民主党への政権交代が実現したことで、にわかに八ツ場ダムの中止論議が活発になってきました。

ある日、役人が突然訪れ、「この村はドボンですな」と告げられてから
すでに半世紀以上にわたって推進、反対の議論がたたかわされてきた問題です。

多くの地元住民は闘い疲れ、なんでもよいから早く平穏な暮らしがしたいと望んでいます。

経済効果、災害予測など、自分に都合の良い資料が飛び交い続けてきたなかで、
今、ようやくその実態があぶり出されようとしているかに見えますが、
マスコミの報道などを見る限り、まだまだ遠い道のりであることが想像されます。

そんな今こそ、この本を店頭においておくべきでした。
まだお取り寄せは可能な商品です。


日本よりもダム先進国であるアメリカは、寿命をむかえたダムや環境への影響があるダムなど
この本が刊行された時点で500を超えるダムが膨大なコストをかけて撤去されています。

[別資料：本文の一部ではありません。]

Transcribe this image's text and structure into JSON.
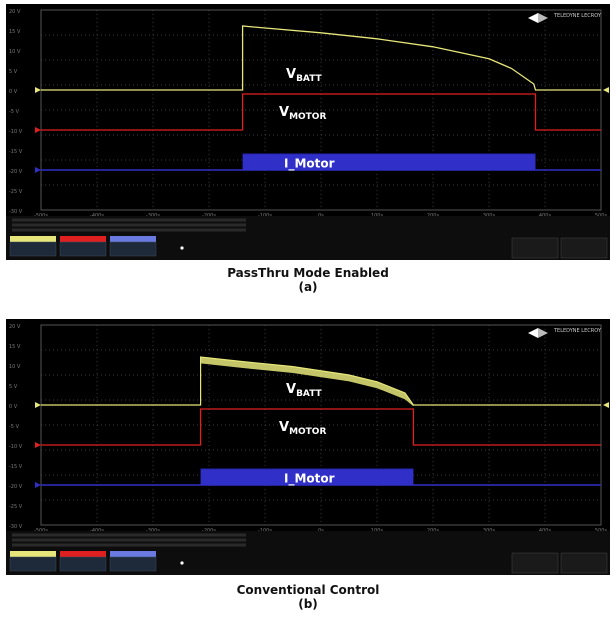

それは、ダムが悪であるといった単純な議論から進められていることではありません。

開発にともなう環境への被害だけでなく、撤去にともなう被害も少なくないからです。
さらなるコスト負担も発生します。

大事なのは、ひとつの結論に至るプロセスの問題です。

八ツ場ダムのように突然「ドボンですな」と告げられてから、
成すすべもなく進められていってしまう計画にたいして私たちは、
今回のような政権交代でもおこらない限り、とても太刀打ちのできない現実と長らく思っていました。

もちろん、ダム本体工事の中止が実現したとしても、一度、破壊された住民の生活再建は、
代替地への移転では解決しない難しい問題をたくさん残しています。

これらの問題解決のプロセスのあり方に、このアメリカの『ダム撤去』の論述は大きな示唆を与えてくれているのです。

本書がめざすのは「ダム撤去あるいはダムの存続のいずれかをて提唱しているわけではなく、あくまでも客観的な視点から入手可能な限りの科学的な情報を提供することである。なぜなら、最高の意思決定はまずできる限り知ることから生まれるとの信念に基づいているからである」と序文で述べられています。

正しい論拠、間違いの論拠をそれぞれが出し合う争いではなく、
難しい問題の合意形成をどのようにはかっていくのか
民主主義のレベル、報道のレベル、住民自治のレベルそれぞれで、
これから私たちが身につけていかなければならない大きな課題です。